Garratt, a long-time actor in Festival productions, as well as director and playwright and former associate artistic director, was announced by the Festival’s Board of Directors by way of a press release, issued Nov. 6.
Having been involved with the Festival for 14 of the previous 16 seasons, Garratt said he was honoured when he was chosen to fill the position and that he would be focusing on the stories waiting to be told in Blyth and Huron County in the coming years.
A study released by Health Canada claimed that there was no link between wind turbines and negative health effects. The study, however, was scrutinized by several local anti-wind turbine groups.

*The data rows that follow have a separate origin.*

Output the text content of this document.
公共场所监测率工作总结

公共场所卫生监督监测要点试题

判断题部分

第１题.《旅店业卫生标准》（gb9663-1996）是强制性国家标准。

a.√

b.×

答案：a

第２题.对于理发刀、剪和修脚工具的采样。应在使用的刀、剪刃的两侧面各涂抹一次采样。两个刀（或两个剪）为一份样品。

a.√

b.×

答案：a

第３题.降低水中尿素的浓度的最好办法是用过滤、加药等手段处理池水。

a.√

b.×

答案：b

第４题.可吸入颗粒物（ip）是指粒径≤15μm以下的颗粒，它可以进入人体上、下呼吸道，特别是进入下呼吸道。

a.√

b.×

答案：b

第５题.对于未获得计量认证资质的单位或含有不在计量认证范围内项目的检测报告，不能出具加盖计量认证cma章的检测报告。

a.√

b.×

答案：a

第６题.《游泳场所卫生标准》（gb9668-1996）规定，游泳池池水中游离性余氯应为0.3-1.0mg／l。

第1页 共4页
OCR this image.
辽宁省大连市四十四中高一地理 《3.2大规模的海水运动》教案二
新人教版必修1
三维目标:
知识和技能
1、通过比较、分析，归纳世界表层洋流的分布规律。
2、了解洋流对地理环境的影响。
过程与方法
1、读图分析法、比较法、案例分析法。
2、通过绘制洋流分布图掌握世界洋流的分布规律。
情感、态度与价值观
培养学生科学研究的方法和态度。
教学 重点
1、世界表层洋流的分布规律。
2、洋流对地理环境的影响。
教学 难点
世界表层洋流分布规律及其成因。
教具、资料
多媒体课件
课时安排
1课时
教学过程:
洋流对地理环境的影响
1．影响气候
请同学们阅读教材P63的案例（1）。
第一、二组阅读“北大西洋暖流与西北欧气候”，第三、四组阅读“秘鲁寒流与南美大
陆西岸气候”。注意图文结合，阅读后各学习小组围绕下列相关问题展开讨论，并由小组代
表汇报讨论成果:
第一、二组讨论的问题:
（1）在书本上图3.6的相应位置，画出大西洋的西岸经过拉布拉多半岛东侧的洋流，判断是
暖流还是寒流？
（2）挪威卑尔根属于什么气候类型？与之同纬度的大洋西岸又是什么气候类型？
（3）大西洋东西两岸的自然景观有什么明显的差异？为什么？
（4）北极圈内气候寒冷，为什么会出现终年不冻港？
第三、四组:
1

Central Huron track athlete Lexi Aitken decided to put pen to paper and accept a full scholarship from Texas Christian University (TCU) in Fort Worth. Aitken was offered a full scholarship by the school, the second one she visited. After visiting TCU, she cancelled the remainder of her university visits, saying she had made her decision.
Jason Rutledge of The Blyth Inn and Peter Gusso of Part II Bistro were both honoured at a soup fundraiser in Goderich. Rutledge’s creation was named the competition’s top soup, while Gusso’s soup was named the people’s choice.
A number of local people, including the Bishop family in Bluevale and Blyth Farm Cheese, were honoured at the Royal Agricultural Winter Fair.
The cheese-making company was also named manufacturer of the year and Joost Van Dorp was named junior manufacturer of the year
The Majestic Women’s Institute celebrated its 75th anniversary with a special meeting and lunch at Melville Presbyterian Church in Brussels.
The Blyth Festival’s new Artistic Director Gil Garratt announced the 2015 Festival season, which would begin with Seeds, written by Annabel Soutar.
The Canadian Centre for Rural Creativity (formerly Blyth Public School) held its first creative forum, providing a glimpse into what organizers hope the future of the centre will be.
New councillors elected throughout Huron County attended their first meetings as municipalities, and Huron County Council, all held their inaugural meetings of the 2014-2018 term.
With the new council in place in Huron East, Mayor Bernie MacLellan stated that he wanted to revisit a community vibrancy fund offered the previous year by St. Columban Wind Energy, which council had turned down at the time.
He said he felt the time was right to revisit the issue.
Cohen Lammerant, a Grade 1 student at Hullett Central Public School, donated all of his birthday presents to the Huron County Christmas Bureau, as his school was in the middle of a drive to collect food and toys for the Christmas Bureau.
Renovations to Memorial Hall proposed by Campaign 14/19 were pushed from 2015 to 2016 due to a number of factors. Those same renovations, and the loss of seats that would result, caused an uproar at the Festival’s annual general meeting.
Playwright and director Ted Johns also raised a number of questions at the meeting, many of which were centred around the Board of Directors’ choice to not renew the contract of former Artistic Director Marion de Vries.
Morris-Turnberry Mayor Paul Gowing was named Huron County Warden for the 2015-2016 term. It is the first time in the amalgamated municipality’s history that it has produced a warden and the first time since the 1970s that a warden has hailed from Morris Township.